When for exceptional reasons the foregoing would be unfair, either to the employer or employee, such other method of computing average weekly wages may be resorted to as will most nearly approximate the amount which the injured employee would be earning were it not for the injury. Whenever allowances of any character made to an employee in lieu of wages are a specified part of a wage contract they are deemed a part of his earnings.
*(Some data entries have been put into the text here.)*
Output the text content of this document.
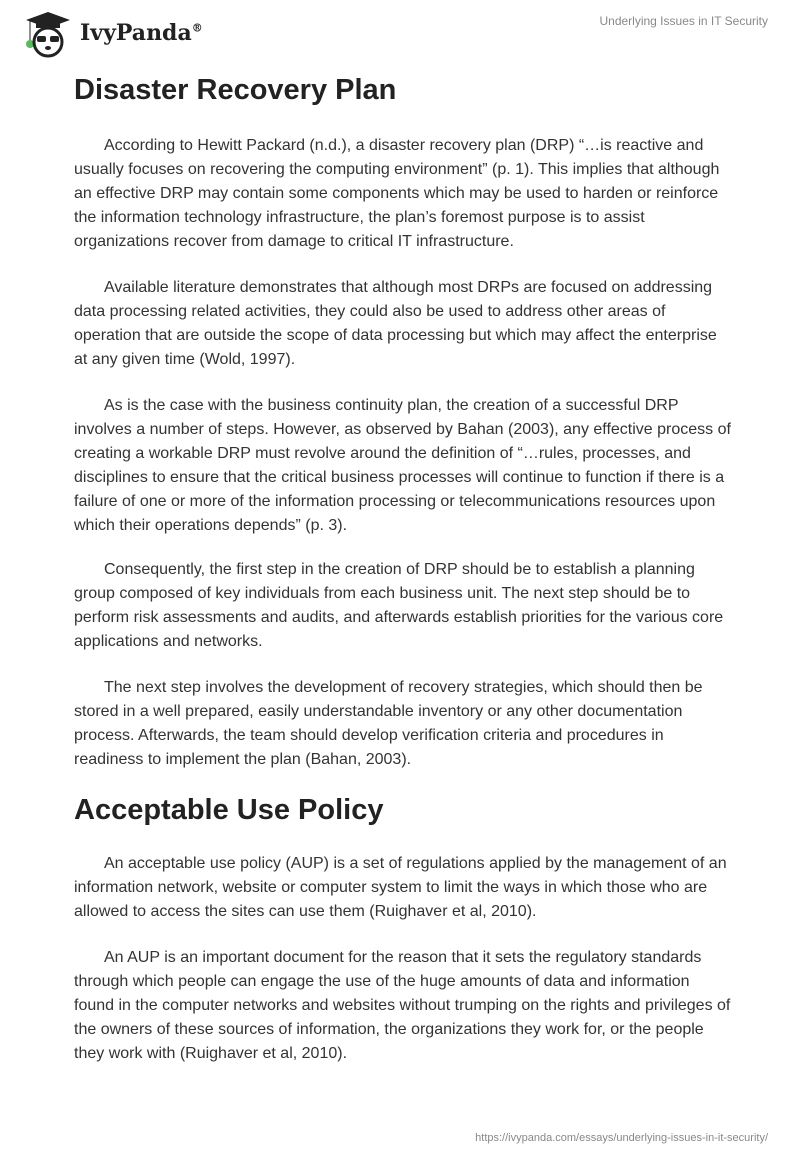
IvyPanda®
Underlying Issues in IT Security
Disaster Recovery Plan

According to Hewitt Packard (n.d.), a disaster recovery plan (DRP) “…is reactive and usually focuses on recovering the computing environment” (p. 1). This implies that although an effective DRP may contain some components which may be used to harden or reinforce the information technology infrastructure, the plan’s foremost purpose is to assist organizations recover from damage to critical IT infrastructure.

Available literature demonstrates that although most DRPs are focused on addressing data processing related activities, they could also be used to address other areas of operation that are outside the scope of data processing but which may affect the enterprise at any given time (Wold, 1997).

As is the case with the business continuity plan, the creation of a successful DRP involves a number of steps. However, as observed by Bahan (2003), any effective process of creating a workable DRP must revolve around the definition of “…rules, processes, and disciplines to ensure that the critical business processes will continue to function if there is a failure of one or more of the information processing or telecommunications resources upon which their operations depends” (p. 3).

Consequently, the first step in the creation of DRP should be to establish a planning group composed of key individuals from each business unit. The next step should be to perform risk assessments and audits, and afterwards establish priorities for the various core applications and networks.

The next step involves the development of recovery strategies, which should then be stored in a well prepared, easily understandable inventory or any other documentation process. Afterwards, the team should develop verification criteria and procedures in readiness to implement the plan (Bahan, 2003).

Acceptable Use Policy

An acceptable use policy (AUP) is a set of regulations applied by the management of an information network, website or computer system to limit the ways in which those who are allowed to access the sites can use them (Ruighaver et al, 2010).

An AUP is an important document for the reason that it sets the regulatory standards through which people can engage the use of the huge amounts of data and information found in the computer networks and websites without trumping on the rights and privileges of the owners of these sources of information, the organizations they work for, or the people they work with (Ruighaver et al, 2010).

https://ivypanda.com/essays/underlying-issues-in-it-security/
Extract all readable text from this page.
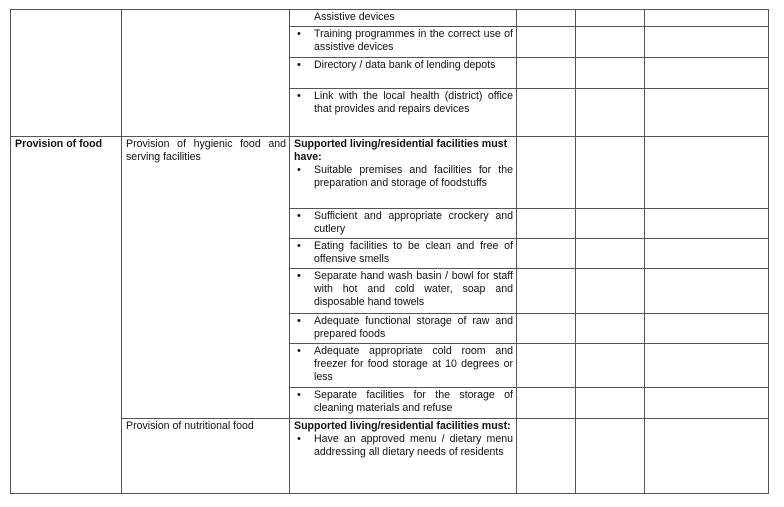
		Assistive devices			

		• Training programmes in the correct use of assistive devices			

		• Directory / data bank of lending depots			

		• Link with the local health (district) office that provides and repairs devices			

Provision of food	Provision of hygienic food and serving facilities	Supported living/residential facilities must have:
• Suitable premises and facilities for the preparation and storage of foodstuffs			

		• Sufficient and appropriate crockery and cutlery			

		• Eating facilities to be clean and free of offensive smells			

		• Separate hand wash basin / bowl for staff with hot and cold water, soap and disposable hand towels			

		• Adequate functional storage of raw and prepared foods			

		• Adequate appropriate cold room and freezer for food storage at 10 degrees or less			

		• Separate facilities for the storage of cleaning materials and refuse			

	Provision of nutritional food	Supported living/residential facilities must:
• Have an approved menu / dietary menu addressing all dietary needs of residents			
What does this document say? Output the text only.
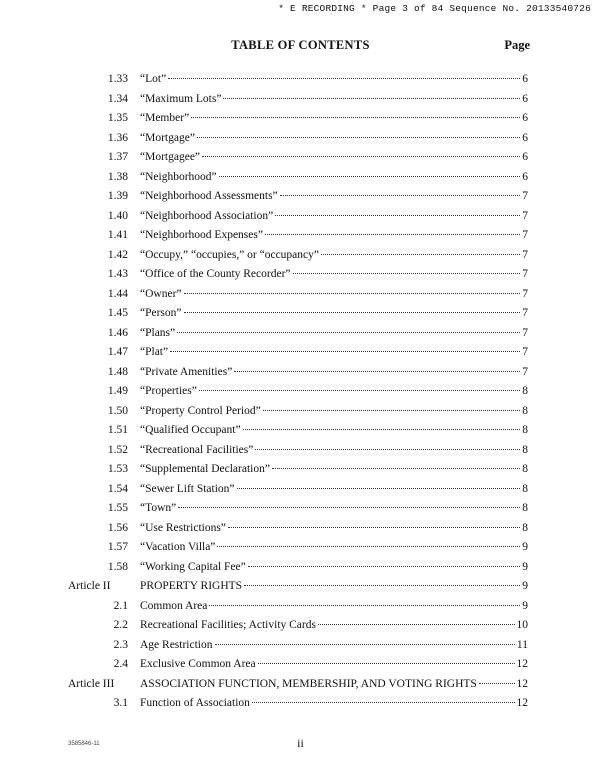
* E RECORDING * Page 3 of 84 Sequence No. 20133540726
TABLE OF CONTENTS	Page
1.33 “Lot”	6
1.34 “Maximum Lots”	6
1.35 “Member”	6
1.36 “Mortgage”	6
1.37 “Mortgagee”	6
1.38 “Neighborhood”	6
1.39 “Neighborhood Assessments”	7
1.40 “Neighborhood Association”	7
1.41 “Neighborhood Expenses”	7
1.42 “Occupy,” “occupies,” or “occupancy”	7
1.43 “Office of the County Recorder”	7
1.44 “Owner”	7
1.45 “Person”	7
1.46 “Plans”	7
1.47 “Plat”	7
1.48 “Private Amenities”	7
1.49 “Properties”	8
1.50 “Property Control Period”	8
1.51 “Qualified Occupant”	8
1.52 “Recreational Facilities”	8
1.53 “Supplemental Declaration”	8
1.54 “Sewer Lift Station”	8
1.55 “Town”	8
1.56 “Use Restrictions”	8
1.57 “Vacation Villa”	9
1.58 “Working Capital Fee”	9
Article II	PROPERTY RIGHTS	9
2.1 Common Area	9
2.2 Recreational Facilities; Activity Cards	10
2.3 Age Restriction	11
2.4 Exclusive Common Area	12
Article III ASSOCIATION FUNCTION, MEMBERSHIP, AND VOTING RIGHTS	12
3.1 Function of Association	12
3585846-11	ii
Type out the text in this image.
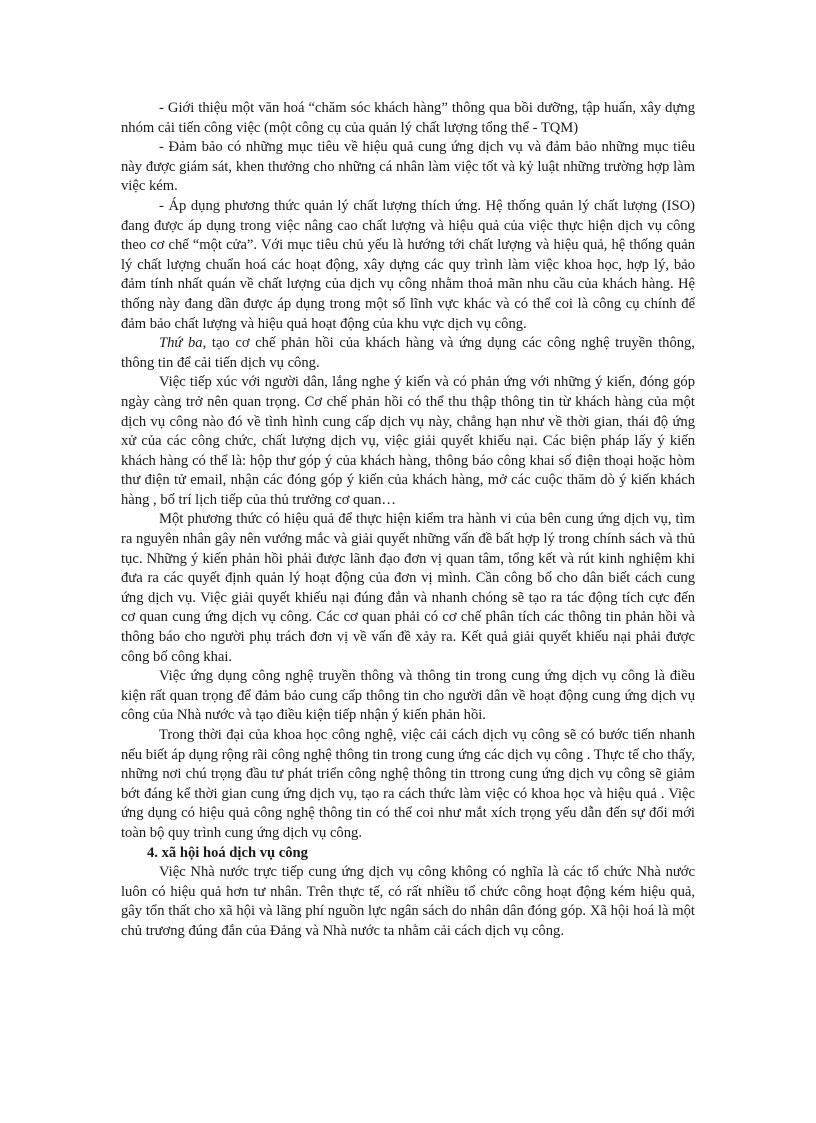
- Giới thiệu một văn hoá “chăm sóc khách hàng” thông qua bồi dưỡng, tập huấn, xây dựng nhóm cải tiến công việc (một công cụ của quản lý chất lượng tổng thể - TQM)

- Đảm bảo có những mục tiêu về hiệu quả cung ứng dịch vụ và đảm bảo những mục tiêu này được giám sát, khen thưởng cho những cá nhân làm việc tốt và kỷ luật những trường hợp làm việc kém.

- Áp dụng phương thức quản lý chất lượng thích ứng. Hệ thống quản lý chất lượng (ISO) đang được áp dụng trong việc nâng cao chất lượng và hiệu quả của việc thực hiện dịch vụ công theo cơ chế “một cửa”. Với mục tiêu chủ yếu là hướng tới chất lượng và hiệu quả, hệ thống quản lý chất lượng chuẩn hoá các hoạt động, xây dựng các quy trình làm việc khoa học, hợp lý, bảo đảm tính nhất quán về chất lượng của dịch vụ công nhằm thoả mãn nhu cầu của khách hàng. Hệ thống này đang dần được áp dụng trong một số lĩnh vực khác và có thể coi là công cụ chính để đảm bảo chất lượng và hiệu quả hoạt động của khu vực dịch vụ công.

Thứ ba, tạo cơ chế phản hồi của khách hàng và ứng dụng các công nghệ truyền thông, thông tin để cải tiến dịch vụ công.

Việc tiếp xúc với người dân, lắng nghe ý kiến và có phản ứng với những ý kiến, đóng góp ngày càng trở nên quan trọng. Cơ chế phản hồi có thể thu thập thông tin từ khách hàng của một dịch vụ công nào đó về tình hình cung cấp dịch vụ này, chẳng hạn như về thời gian, thái độ ứng xử của các công chức, chất lượng dịch vụ, việc giải quyết khiếu nại. Các biện pháp lấy ý kiến khách hàng có thể là: hộp thư góp ý của khách hàng, thông báo công khai số điện thoại hoặc hòm thư điện tử email, nhận các đóng góp ý kiến của khách hàng, mở các cuộc thăm dò ý kiến khách hàng , bố trí lịch tiếp của thủ trưởng cơ quan…

Một phương thức có hiệu quả để thực hiện kiểm tra hành vi của bên cung ứng dịch vụ, tìm ra nguyên nhân gây nên vướng mắc và giải quyết những vấn đề bất hợp lý trong chính sách và thủ tục. Những ý kiến phản hồi phải được lãnh đạo đơn vị quan tâm, tổng kết và rút kinh nghiệm khi đưa ra các quyết định quản lý hoạt động của đơn vị mình. Cần công bố cho dân biết cách cung ứng dịch vụ. Việc giải quyết khiếu nại đúng đắn và nhanh chóng sẽ tạo ra tác động tích cực đến cơ quan cung ứng dịch vụ công. Các cơ quan phải có cơ chế phân tích các thông tin phản hồi và thông báo cho người phụ trách đơn vị về vấn đề xảy ra. Kết quả giải quyết khiếu nại phải được công bố công khai.

Việc ứng dụng công nghệ truyền thông và thông tin trong cung ứng dịch vụ công là điều kiện rất quan trọng để đảm bảo cung cấp thông tin cho người dân về hoạt động cung ứng dịch vụ công của Nhà nước và tạo điều kiện tiếp nhận ý kiến phản hồi.

Trong thời đại của khoa học công nghệ, việc cải cách dịch vụ công sẽ có bước tiến nhanh nếu biết áp dụng rộng rãi công nghệ thông tin trong cung ứng các dịch vụ công . Thực tế cho thấy, những nơi chú trọng đầu tư phát triển công nghệ thông tin ttrong cung ứng dịch vụ công sẽ giảm bớt đáng kể thời gian cung ứng dịch vụ, tạo ra cách thức làm việc có khoa học và hiệu quả . Việc ứng dụng có hiệu quả công nghệ thông tin có thể coi như mắt xích trọng yếu dẫn đến sự đổi mới toàn bộ quy trình cung ứng dịch vụ công.

4. xã hội hoá dịch vụ công

Việc Nhà nước trực tiếp cung ứng dịch vụ công không có nghĩa là các tổ chức Nhà nước luôn có hiệu quả hơn tư nhân. Trên thực tế, có rất nhiều tổ chức công hoạt động kém hiệu quả, gây tổn thất cho xã hội và lãng phí nguồn lực ngân sách do nhân dân đóng góp. Xã hội hoá là một chủ trương đúng đắn của Đảng và Nhà nước ta nhằm cải cách dịch vụ công.
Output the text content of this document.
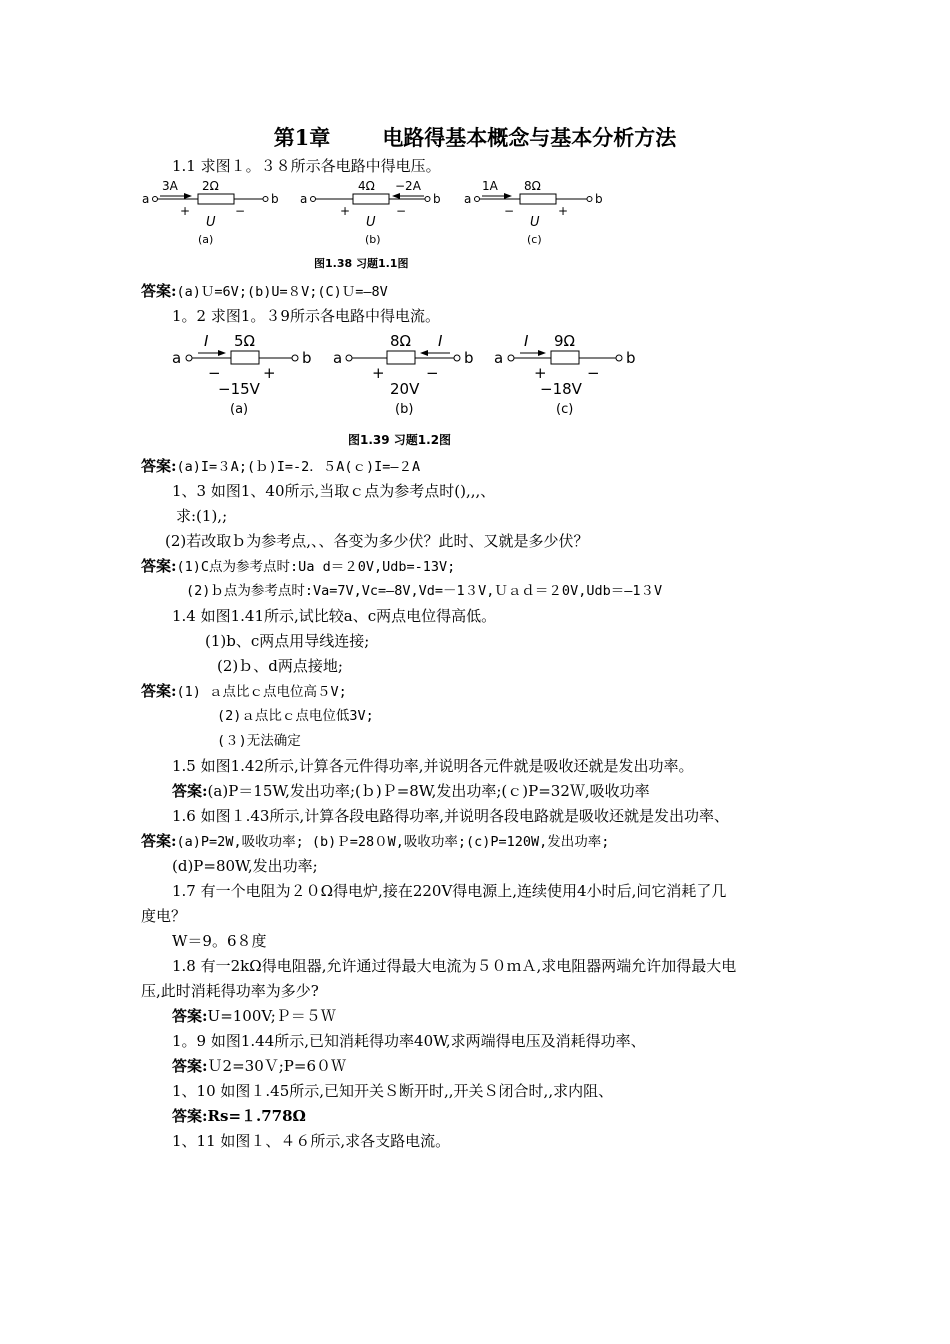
第1章 电路得基本概念与基本分析方法
1.1 求图１。３８所示各电路中得电压。
a	b
3A 2Ω
+	−
U
(a)
a	b
4Ω −2A
+	−
U
(b)
a	b
1A 8Ω
−	+
U
(c)
图1.38 习题1.1图
答案:(a)Ｕ=6V;(b)U=８V;(C)Ｕ=—8V
1。2 求图1。３9所示各电路中得电流。
a	b
I 5Ω
−	+
−15V
(a)
a	b
8Ω I
+	−
20V
(b)
a	b
I 9Ω
+	−
−18V
(c)
图1.39 习题1.2图
答案:(a)I=３A;(ｂ)I=-2．５A(ｃ)I=—２A
1、3 如图1、40所示,当取ｃ点为参考点时(),,,、
求:(1),;
(2)若改取ｂ为参考点,、、各变为多少伏？此时、又就是多少伏？
答案:(1)C点为参考点时:Ua d＝２0V,Udb=-13V;
(2)ｂ点为参考点时:Va=7V,Vc=—8V,Vd=－1３V,Ｕａｄ＝２0V,Udb＝—1３V
1.4 如图1.41所示,试比较a、c两点电位得高低。
(1)b、c两点用导线连接;
(2)ｂ、d两点接地;
答案:(1) ａ点比ｃ点电位高５V;
(2)ａ点比ｃ点电位低3V;
(３)无法确定
1.5 如图1.42所示,计算各元件得功率,并说明各元件就是吸收还就是发出功率。
答案:(a)P＝15W,发出功率;(ｂ)Ｐ=8W,发出功率;(ｃ)P=32Ｗ,吸收功率
1.6 如图１.43所示,计算各段电路得功率,并说明各段电路就是吸收还就是发出功率、
答案:(a)P=2W,吸收功率; (b)Ｐ=28０W,吸收功率;(c)P=120W,发出功率;
(d)P=80W,发出功率;
1.7 有一个电阻为２０Ω得电炉,接在220V得电源上,连续使用4小时后,问它消耗了几
度电？
W＝9。6８度
1.8 有一2kΩ得电阻器,允许通过得最大电流为５０ｍＡ,求电阻器两端允许加得最大电
压,此时消耗得功率为多少?
答案:U=100V;Ｐ＝５Ｗ
1。9 如图1.44所示,已知消耗得功率40W,求两端得电压及消耗得功率、
答案:Ｕ2=30Ｖ;P=6０Ｗ
1、10 如图１.45所示,已知开关Ｓ断开时,,开关Ｓ闭合时,,求内阻、
答案:Rs=１.778Ω
1、11 如图１、４６所示,求各支路电流。
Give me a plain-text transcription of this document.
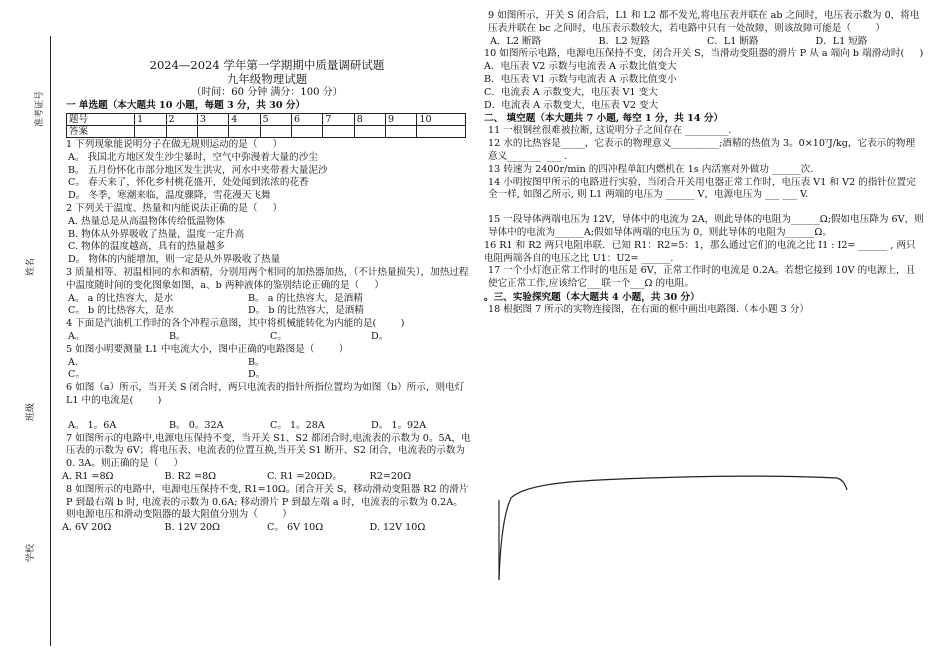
准考证号
姓名
班级
学校
2024—2024 学年第一学期期中质量调研试题
九年级物理试题
（时间：60 分钟 满分：100 分）
一 单选题（本大题共 10 小题，每题 3 分，共 30 分）
题号	1	2	3	4	5	6	7	8	9	10
答案										
1 下列现象能说明分子在做无规则运动的是（     ）
A。 我国北方地区发生沙尘暴时，空气中弥漫着大量的沙尘
B。 五月份怀化市部分地区发生洪灾，河水中夹带着大量泥沙
C。 春天来了，怀化乡村桃花盛开，处处闻到浓浓的花香
D。 冬季，寒潮来临，温度骤降，雪花漫天飞舞
2 下列关于温度、热量和内能说法正确的是（     ）
A. 热量总是从高温物体传给低温物体
B. 物体从外界吸收了热量，温度一定升高
C. 物体的温度越高，具有的热量越多
D。 物体的内能增加，则一定是从外界吸收了热量
3 质量相等、初温相同的水和酒精，分别用两个相同的加热器加热，（不计热量损失），加热过程中温度随时间的变化图象如图，a、b 两种液体的鉴别结论正确的是（     ）
A。 a 的比热容大，是水	B。 a 的比热容大，是酒精
C。 b 的比热容大，是水	D。 b 的比热容大，是酒精
4 下面是汽油机工作时的各个冲程示意图，其中将机械能转化为内能的是(        )
A。	B。	C。	D。
5 如图小明要测量 L1 中电流大小，图中正确的电路图是（        ）
A.	B。
C。	D。
6 如图（a）所示，当开关 S 闭合时，两只电流表的指针所指位置均为如图（b）所示，则电灯 L1 中的电流是(        )
A。 1。6A	B。 0。32A	C。 1。28A	D。 1。92A
7 如图所示的电路中,电源电压保持不变，当开关 S1、S2 都闭合时,电流表的示数为 0。5A，电压表的示数为 6V；将电压表、电流表的位置互换,当开关 S1 断开、S2 闭合，电流表的示数为 0. 3A。则正确的是（     ）
A. R1 =8Ω	B. R2 =8Ω	C. R1 =20ΩD。	R2=20Ω
8 如图所示的电路中，电源电压保持不变, R1=10Ω。闭合开关 S，移动滑动变阻器 R2 的滑片 P 到最右端 b 时, 电流表的示数为 0.6A; 移动滑片 P 到最左端 a 时，电流表的示数为 0.2A。则电源电压和滑动变阻器的最大阻值分别为（        ）
A. 6V 20Ω	B. 12V 20Ω	C。 6V 10Ω	D. 12V 10Ω
9 如图所示，开关 S 闭合后，L1 和 L2 都不发光,将电压表并联在 ab 之间时，电压表示数为 0，将电压表并联在 bc 之间时，电压表示数较大，若电路中只有一处故障，则该故障可能是（        ）
A．L2 断路	B．L2 短路	C．L1 断路	D．L1 短路
10 如图所示电路，电源电压保持不变，闭合开关 S，当滑动变阻器的滑片 P 从 a 端向 b 端滑动时(     )
A．电压表 V2 示数与电流表 A 示数比值变大
B．电压表 V1 示数与电流表 A 示数比值变小
C．电流表 A 示数变大，电压表 V1 变大
D．电流表 A 示数变大，电压表 V2 变大
二、 填空题（本大题共 7 小题, 每空 1 分，共 14 分）
11 一根钢丝很难被拉断, 这说明分子之间存在 _________.
12 水的比热容是_____，它表示的物理意义__________;酒精的热值为 3。0×10⁷J/kg，它表示的物理意义_______  ___ .
13 转速为 2400r/min 的四冲程单缸内燃机在 1s 内活塞对外做功 ______次.
14 小明按图甲所示的电路进行实验，当闭合开关用电器正常工作时，电压表 V1 和 V2 的指针位置完全一样, 如图乙所示, 则 L1 两端的电压为 ______ V，电源电压为 ___ ___ V.
15 一段导体两端电压为 12V，导体中的电流为 2A，则此导体的电阻为______Ω;假如电压降为 6V，则导体中的电流为______A;假如导体两端的电压为 0，则此导体的电阻为______Ω。
16 R1 和 R2 两只电阻串联．已知 R1：R2=5：1，那么通过它们的电流之比 I1 : I2= ______ , 两只电阻两端各自的电压之比 U1：U2= ______.
17 一个小灯泡正常工作时的电压是 6V，正常工作时的电流是 0.2A。若想它接到 10V 的电源上，且使它正常工作,应该给它___联一个___Ω 的电阻。
。三、实验探究题（本大题共 4 小题，共 30 分）
18 根据图 7 所示的实物连接图，在右面的框中画出电路图.（本小题 3 分）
HISTORY: 1962 Code Section 72-4; 1952 Code Section 72-4; 1942 Code Section 7035-2; 1936 (39) 1231; 1943 (43) 91; 1944 (43) 1329; 1946 (44) 1390; 1949 (46) 247; 1964 (53) 1828; 1969 (56) 297; 1971 (57) 788; 1977 Act No. 121; 1983 Act No. 33 Section 1; 1996 Act No. 424, Section 1, eff June 18, 1996.

Editor's Note

1996 Act No. 424, Section 13, provides, in part, as follows:

"Section 13. Employers who have filed with the Workers' Compensation Commission a notice to reject the provisions of Title 42 before the effective date of the 1996 amendment will have until July 1, 1997, to comply with the provisions of the 1996 amendment relating to insuring their workers' compensation liabilities. Any employer who has rejected the terms of this title prior to approval of the 1996 amendment and has procured another form of employee benefits insurance shall comply, not later than July 1, 1997, with the provisions of the 1996 amendment relating to the insuring of its workers' compensation liabilities. Furthermore, nothing in the 1996 amendment shall affect or alter any cause of action, right, or claim accruing before the effective date of the 1996 amendment; however, any such cause of action, remedy, or claim accruing before the effective date of the 1996 amendment shall be governed by the law prior to the effective date of the 1996 amendment".